Smart Contracts Don’t Necessarily Disrupt Traditional Contract Law, Expert Argues

Smart contracts indubitably fall subject to private international law, a professor of Private International Law at Germany’s Friedrich Schiller University has argued.

Blockchain-based smart contracts indubitably fall subject to private international law, a legal expert has argued in a post published to Oxford University’s Business Law Blog today, Jan. 23.

Giesela Rühl — a professor of Private International Law and co-director of the Centre for European Studies at the Friedrich Schiller University in Jena, Germany — entitled her analysis “The Law Applicable to Smart Contracts, or Much Ado About Nothing?” As the title implies, the report argues that the presumed friction between smart contracts and established legal precedent may be over-exaggerated.

Professor Rühl opened her argument with the observation that:

“[T]he initial hopes that smart contracts will free the exchange of goods and services from national laws do not seem to come true. Indeed, the classic questions of contract law arise also when parties enter into a smart contract. And just like all other contracts, smart contracts demand that the law answers them. The decisive question, therefore, is not whether smart contracts are subject to the law, but rather to which law they are subject.”

Professor Rühl focused on the European context, contending that “there can be little doubt” that the EU’s core legal provision for civil and commercial contractual obligations — the 2008 Rome I Regulation — does in fact apply to smart contracts.

She did, however, concede one notable qualification — the fact that Rome I applies to contractual obligations in a legal sense, and therefore applies not to the smart contract as such.

Noting that smart contracts are typically “merely a piece of software or programme code that controls, monitors, or documents the execution of a contract that has been concluded elsewhere,” Rühl argued that Rome I applies instead to the contract which the code facilitates.

Only in instances where the smart contract itself is hard-programmed to be legally binding — i.e. where “the contract is comprehensively and exclusively embodied in a software code,” or where software is used for the contract’s actual conclusion — would Rome I directly apply to the smart contract as such, she added.

Professor Rühl made further reference to a key provision under Rome I, the principle of party autonomy. This principle, she outlined, allows parties — regardless of their territorial or national connections — to submit their contract to the law of their choice.

According to Dr. Rühl, this principle can offer “much needed legal certainty” for smart contracts, given that these function in a digital, and often decentralized context.

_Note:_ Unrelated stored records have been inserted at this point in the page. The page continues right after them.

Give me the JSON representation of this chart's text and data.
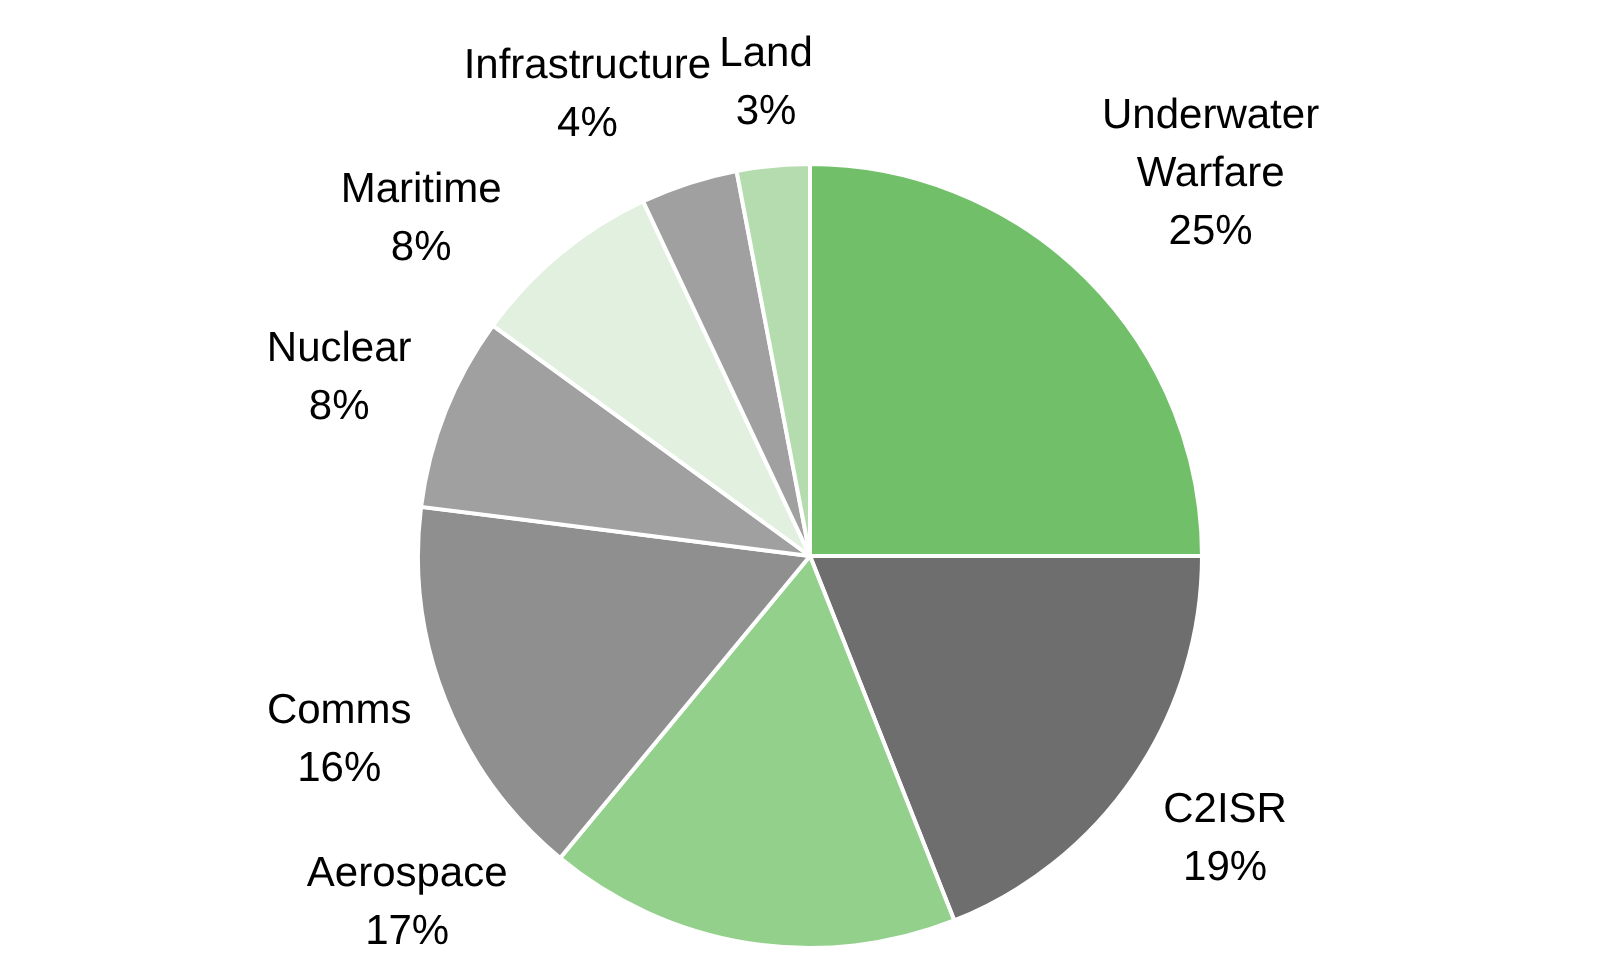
{
  "chart_data": {
    "type": "pie",
    "categories": [
      "Underwater Warfare",
      "C2ISR",
      "Aerospace",
      "Comms",
      "Nuclear",
      "Maritime",
      "Infrastructure",
      "Land"
    ],
    "values": [
      25,
      19,
      17,
      16,
      8,
      8,
      4,
      3
    ],
    "value_labels": [
      "25%",
      "19%",
      "17%",
      "16%",
      "8%",
      "8%",
      "4%",
      "3%"
    ],
    "colors": [
      "#72bf6a",
      "#6e6e6e",
      "#93d08b",
      "#8f8f8f",
      "#a0a0a0",
      "#e2f1df",
      "#a0a0a0",
      "#b4dcae"
    ]
  }
}
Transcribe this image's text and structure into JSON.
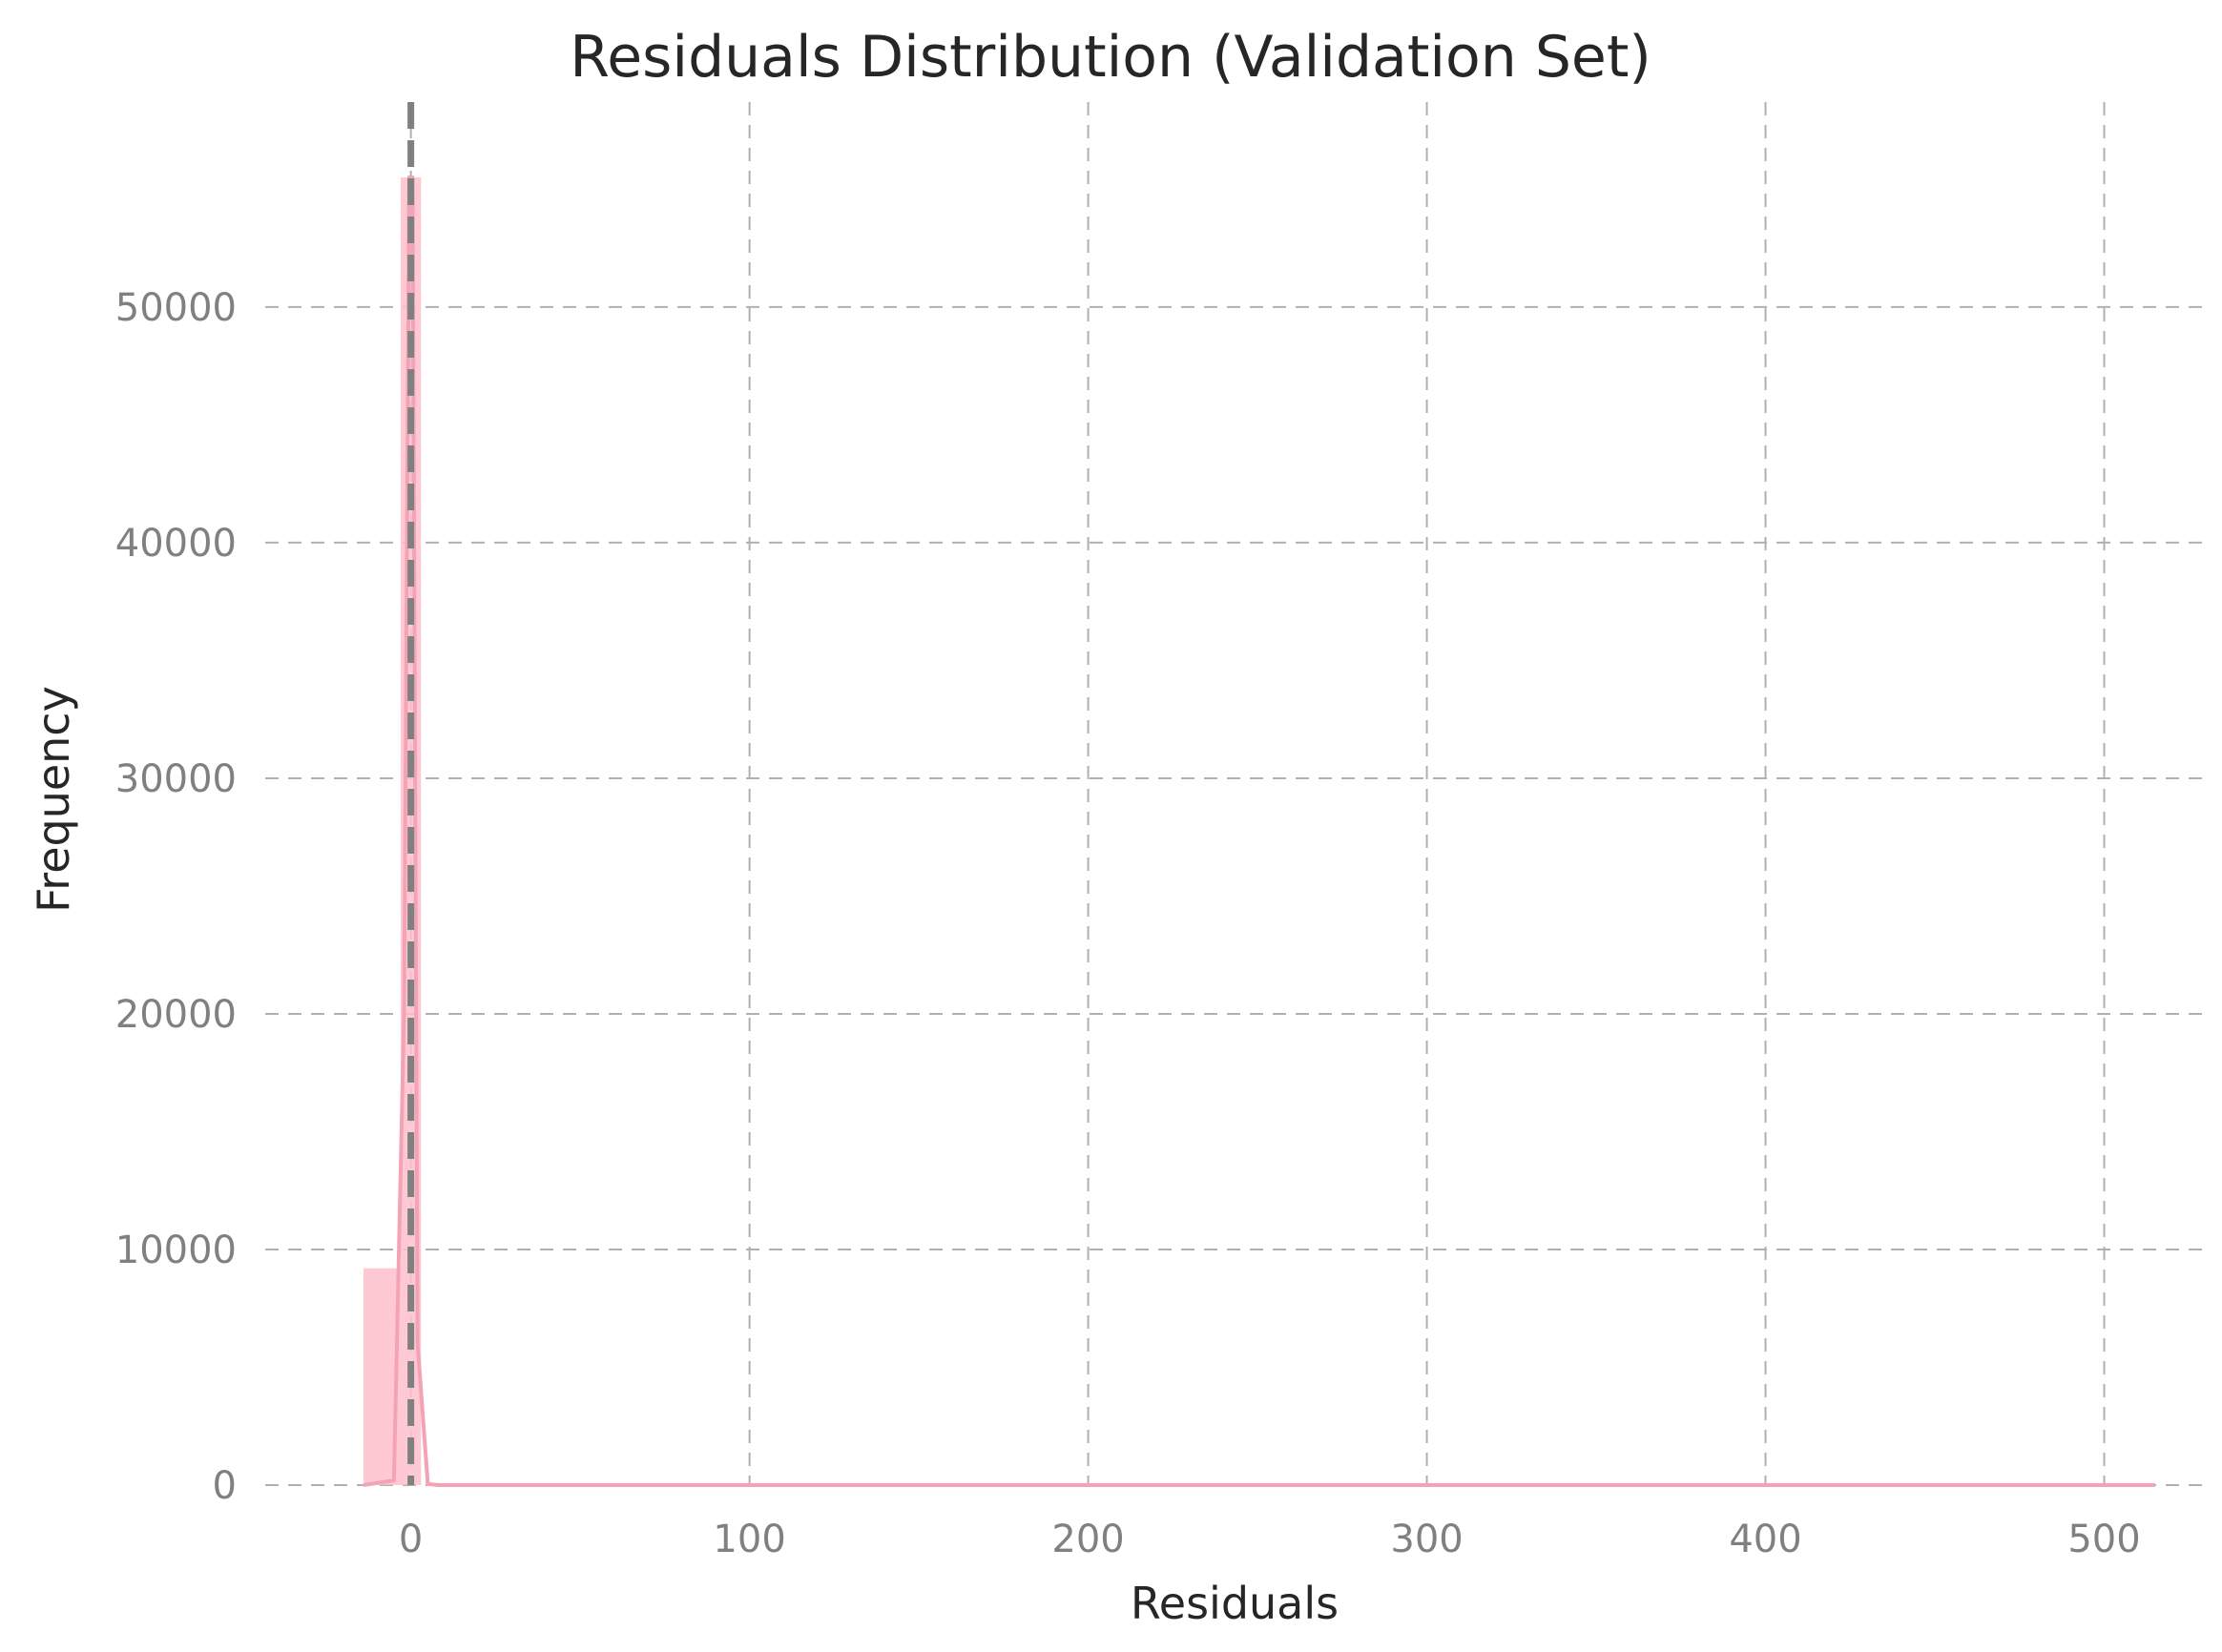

Professor Rühl’s arguments align with comments made by experts on the other side of the Atlantic. Last fall, the United States Commodity Futures Trading Commission (CFTC) commissioner Brian Quintenz critiqued the well-known crypto adage “code is law.” Quintenz argued that even though smart contracts may complicate existing frameworks and question of accountability, they nonetheless fall subject to regulations and particular existing legal precedents.